When we first arrived at Bearwood Chapel, there didn’t seem to have been a significant emphasis on Easter. The Brethren tradition tends to particularly stay away from church calendar occasions. However, we had a few people, particularly but not exclusively from the older end of the church who wanted to make a bigger thing of the special occasions and do them well.
So we did. We felt it right in our context to make a big thing of Christmas, Easter, Pentecost and Harvest. We also found that this chimed well with the local community too. The only condition was that these things had to be outward focused. There had to be a strong evangelistic thread to things.
So, Easter included special invitation events in the week with testimonies and music. A Good Friday breakfast followed by communion became a significant part of the week and we usually had a few events for children and families.
Easter Sunday was the biggie. We packed everyone into one gathering all together. The building was decorated with loads of balloons and people were greeted with gifts of little chocolate eggs.

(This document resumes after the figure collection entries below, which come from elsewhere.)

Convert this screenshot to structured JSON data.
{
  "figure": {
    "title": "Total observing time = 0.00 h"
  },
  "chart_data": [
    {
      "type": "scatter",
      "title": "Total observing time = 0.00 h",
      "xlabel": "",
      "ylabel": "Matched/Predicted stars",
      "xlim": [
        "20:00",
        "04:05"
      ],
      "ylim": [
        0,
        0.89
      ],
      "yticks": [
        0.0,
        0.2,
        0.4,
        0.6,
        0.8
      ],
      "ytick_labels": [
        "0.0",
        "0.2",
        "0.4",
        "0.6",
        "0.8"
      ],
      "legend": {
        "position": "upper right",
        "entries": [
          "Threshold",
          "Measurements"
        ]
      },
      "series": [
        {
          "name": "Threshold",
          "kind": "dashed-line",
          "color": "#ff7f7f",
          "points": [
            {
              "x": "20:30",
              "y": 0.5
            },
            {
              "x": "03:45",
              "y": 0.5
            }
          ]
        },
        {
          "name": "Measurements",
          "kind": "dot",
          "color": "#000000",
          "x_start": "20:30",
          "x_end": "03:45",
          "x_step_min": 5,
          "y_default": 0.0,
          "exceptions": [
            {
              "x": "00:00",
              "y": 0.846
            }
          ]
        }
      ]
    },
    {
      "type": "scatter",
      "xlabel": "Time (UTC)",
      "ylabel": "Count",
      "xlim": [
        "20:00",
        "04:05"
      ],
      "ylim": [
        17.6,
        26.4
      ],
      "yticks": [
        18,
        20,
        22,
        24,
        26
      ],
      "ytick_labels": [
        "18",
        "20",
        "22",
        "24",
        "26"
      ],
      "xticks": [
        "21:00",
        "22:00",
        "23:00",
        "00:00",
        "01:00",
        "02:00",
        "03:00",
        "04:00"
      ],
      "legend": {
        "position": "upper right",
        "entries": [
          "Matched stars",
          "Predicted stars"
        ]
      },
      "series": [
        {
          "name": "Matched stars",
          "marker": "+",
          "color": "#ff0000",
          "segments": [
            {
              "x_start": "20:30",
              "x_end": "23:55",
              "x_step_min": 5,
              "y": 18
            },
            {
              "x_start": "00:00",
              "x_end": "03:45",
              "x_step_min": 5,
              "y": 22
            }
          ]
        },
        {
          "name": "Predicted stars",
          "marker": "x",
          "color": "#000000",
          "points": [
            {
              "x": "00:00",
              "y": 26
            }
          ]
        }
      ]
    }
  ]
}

The challenge to some extent was getting sung worship that captured a sense of joyful, dignified celebration. In fact, we found that we had to go back to older songs and hymns otherwise a lot of our contemporary songs put the focus back onto crucifixion. I think there has been a little bit of correction to that but it is still a challenge.
The other year, during the pandemic I put together a playlist of Easter songs that could be used online. I thought I’d share this here as it might be helpful for those seeking to put together music for Sunday. And for everyone else, here’s something to sit back and enjoy.
It includes the main traditional hymns, Christ the Lord is Risen today, Thine Be the Glory and of course Up from the grave he arose (with two contemporary arrangements). Graham Kendrick’s Make Way for the Cross included several newer Easter songs in the 1980s and more recently Townend and Getty have provided us with “See what a morning” and “Come people of the risen king.”
I’ve also included a lively song from Tommy Walker, “I’ve Seen the Lord he is risen.” If you are a Jonny Cash fan you may remember him singing a song called “Ain’t no grave.” I’ve included a version here. There’s an iffy interpretation of 1 Peter 3 in the middle so you might want to cut that bit or spend a bit of time reinterpreting it -but the theme of resurrection hope for us because of Christ is powerful.
Then there’s Tim Hughes’ classic “Happy Day” which for some reason, someone’s decided to set to film clips from Lord of the Rings and Happy Feet. I’m not so sure about the defence of Gondor bits but dancing penguins are great at any time -and a reminder that Christ’s resurrection hope causes all creation to dance for joy.